The problem is that this was quite obviously a PR exercise and not really proper community management. The first question I have to ask is, why do the people who were suspended not know why they were suspended? Obviously the records exist and are searchable, so why was this information not communicated to the people in question when the suspension was issued? The purposes of the suspensions should be to correct the problematic behavior, but some people just can’t correct behavior if they don’t understand what the problem was. This also sets the tone that public mockery is an acceptable form of behavior in the context of the game; this is a potentially toxic allowance that could have serious problems down the line.
It’s hard to anticipate what specific problems this might cause. It’s still pretty early in GW2′s life cycle, and the honeymoon effect is still strong. But, the designer and administrator in me worries that this is setting things up for problems down the line. Hopefully I’m wrong.
Respect for the CM
I hope this gives a bit more insight into why I think a community manager is what Steam needs. The feedback loop between Valve and their audiences (both the developers and the user-voters) had broken down.
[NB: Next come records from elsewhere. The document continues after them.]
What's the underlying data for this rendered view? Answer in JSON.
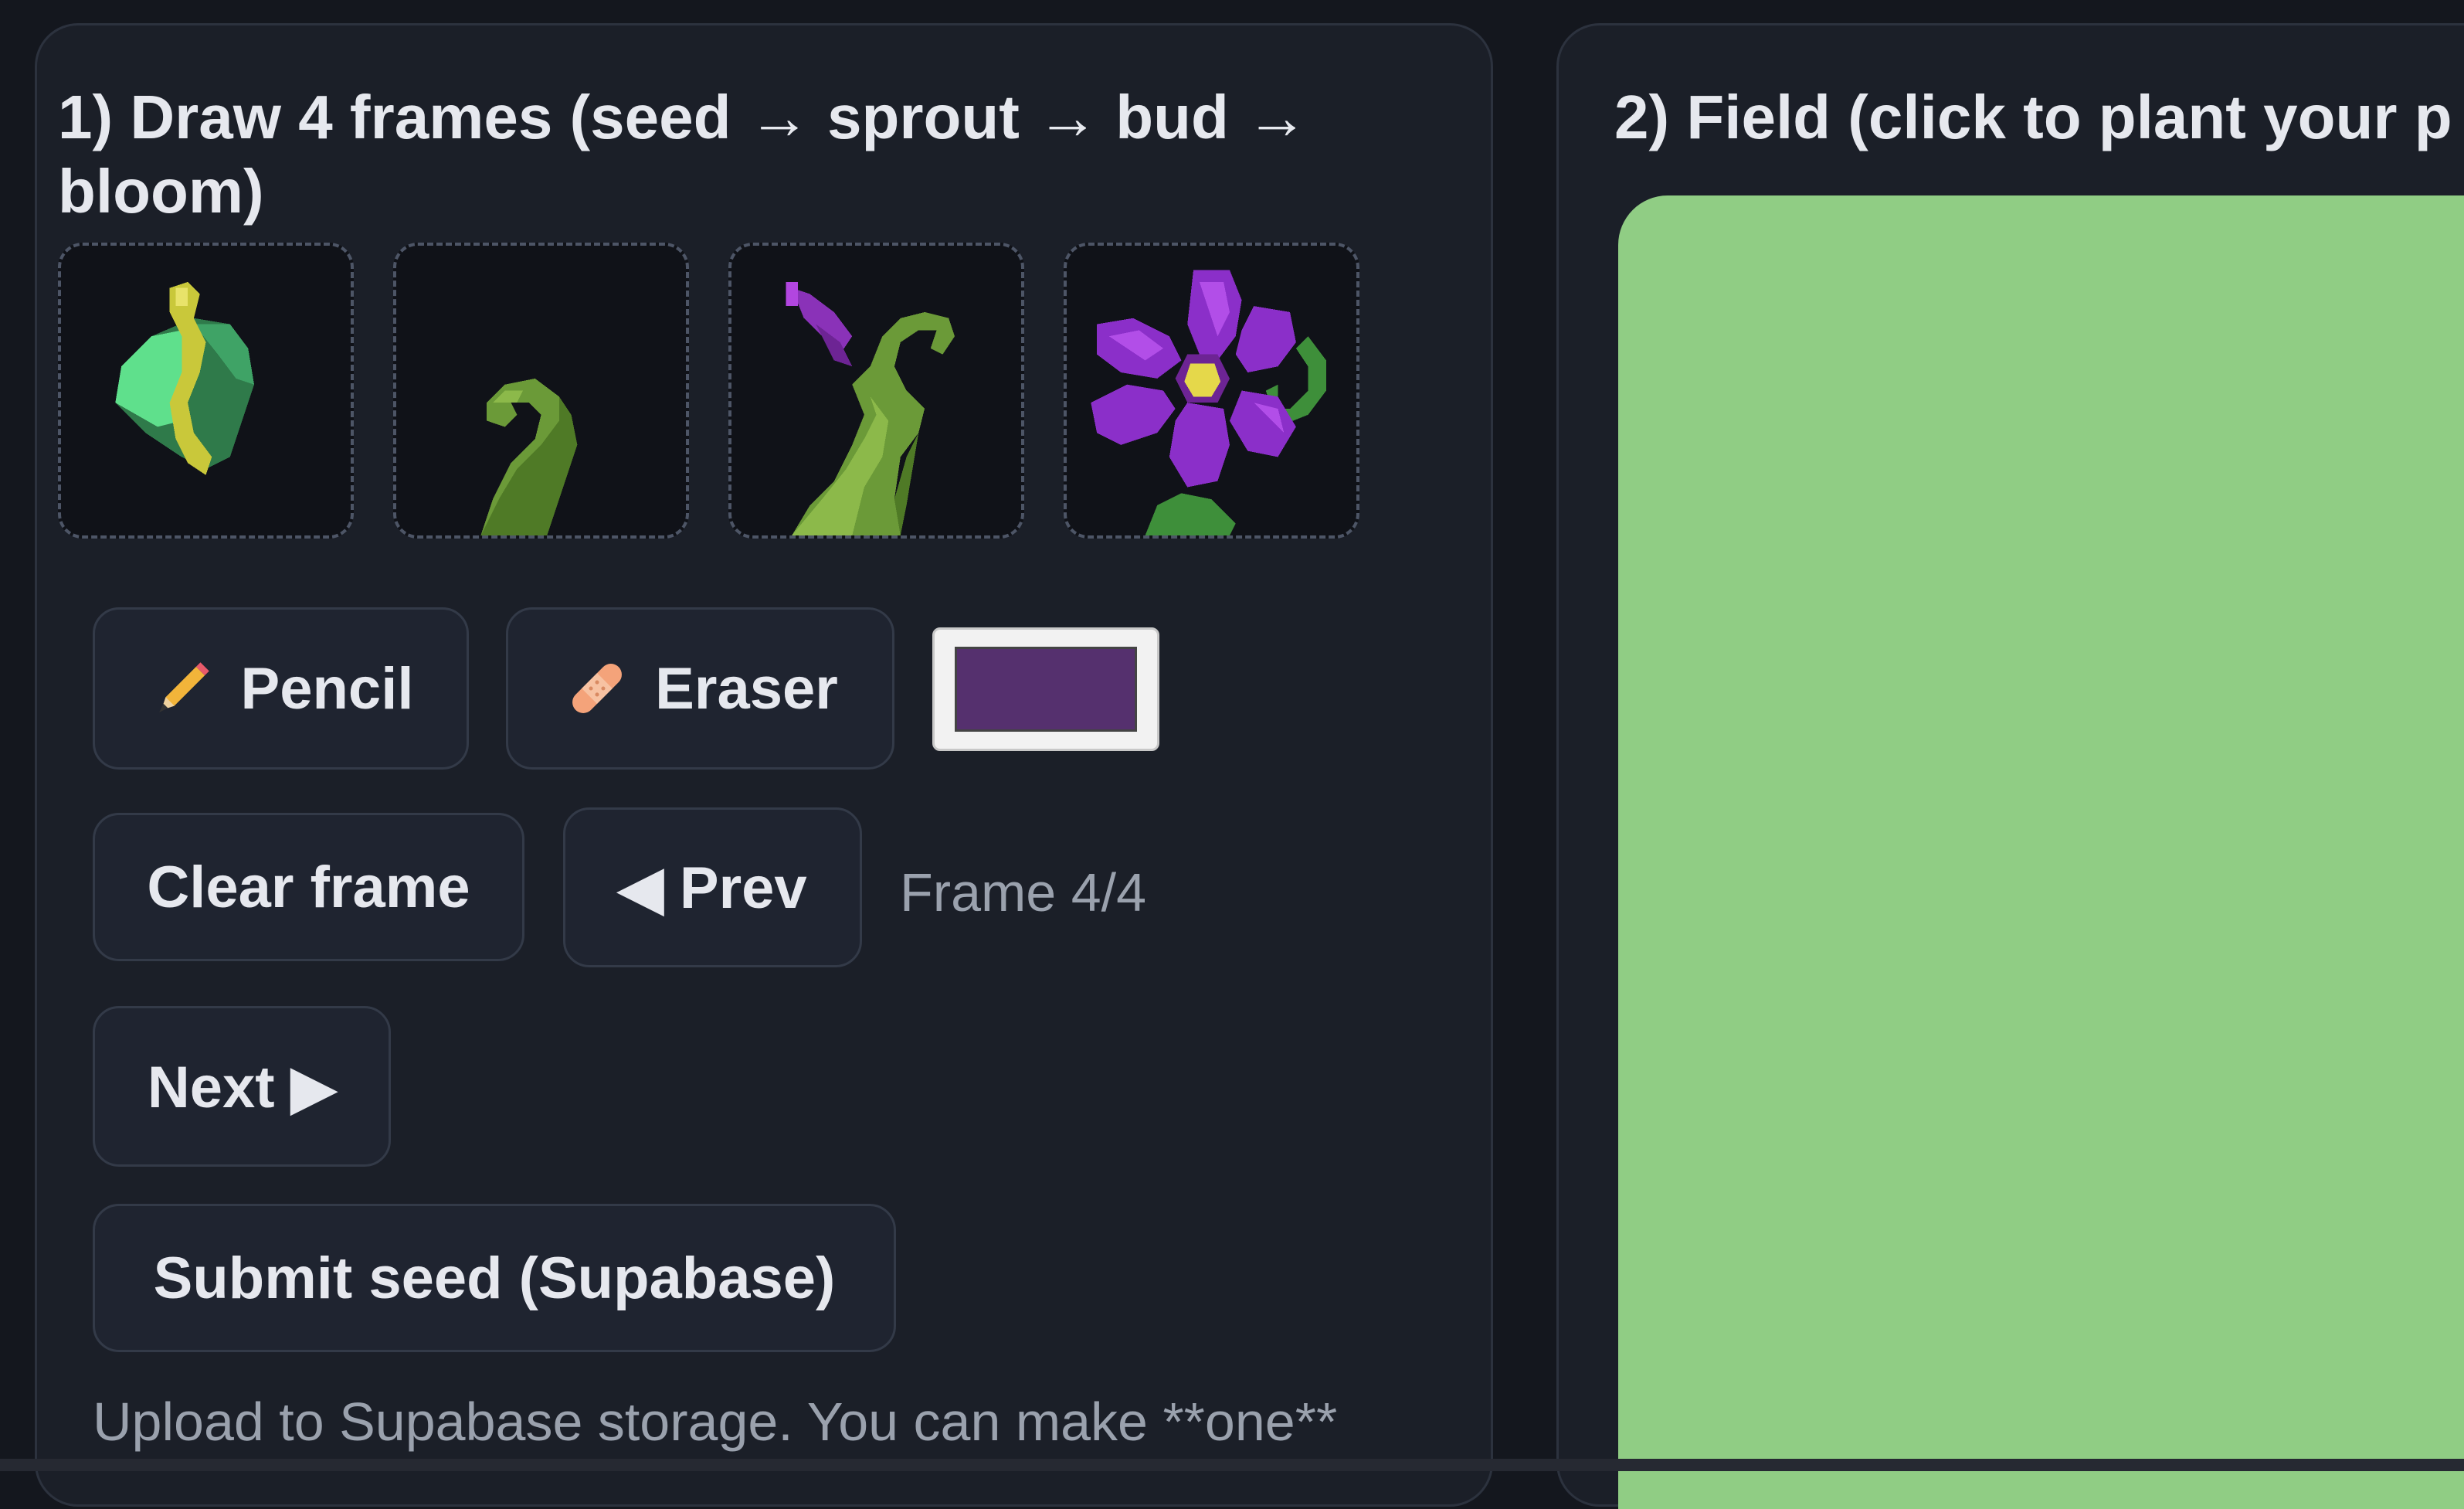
{
  "draw_panel": {
    "title": "1) Draw 4 frames (seed → sprout → bud → bloom)",
    "frames": [
      {
        "stage": "seed",
        "icon": "seed-leaf-icon"
      },
      {
        "stage": "sprout",
        "icon": "sprout-icon"
      },
      {
        "stage": "bud",
        "icon": "bud-icon"
      },
      {
        "stage": "bloom",
        "icon": "bloom-flower-icon"
      }
    ],
    "tools": {
      "pencil_label": "Pencil",
      "eraser_label": "Eraser",
      "current_color": "#55306e"
    },
    "actions": {
      "clear_label": "Clear frame",
      "prev_label": "◀ Prev",
      "next_label": "Next ▶",
      "frame_indicator": "Frame 4/4",
      "submit_label": "Submit seed (Supabase)"
    },
    "help_text": "Upload to Supabase storage. You can make **one**"
  },
  "field_panel": {
    "title": "2) Field (click to plant your p",
    "field_color": "#90cd84"
  },
  "colors": {
    "background": "#14171e",
    "panel": "#1b1f28",
    "button": "#1f2430",
    "text": "#e6e8ee",
    "muted_text": "#9aa1ad"
  }
}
Having someone who had experience with the CM and could understand the problems that Valve was facing. A bit of anticipation of the problems would have helped the launch go smoother.
As I said in my previous blog entry about Greenlight, I think the root problem is that Valve doesn’t understand the Steam community. Having someone be able to help the communication process would be a tremendous benefit to Valve. I might have helped them avoid the misstep associated with the fee they came up with all of the sudden.
Personally, I think CMs have a tough job and really do deserve a lot more respect than they get. Often a failure in community management isn’t solely about the failure of the individual person, but about the external pressures put upon the position, often by poor internal structuring within a company.
What do you think? What could CMs do to help the community? How can CMs better balance the needs of the community and the developers?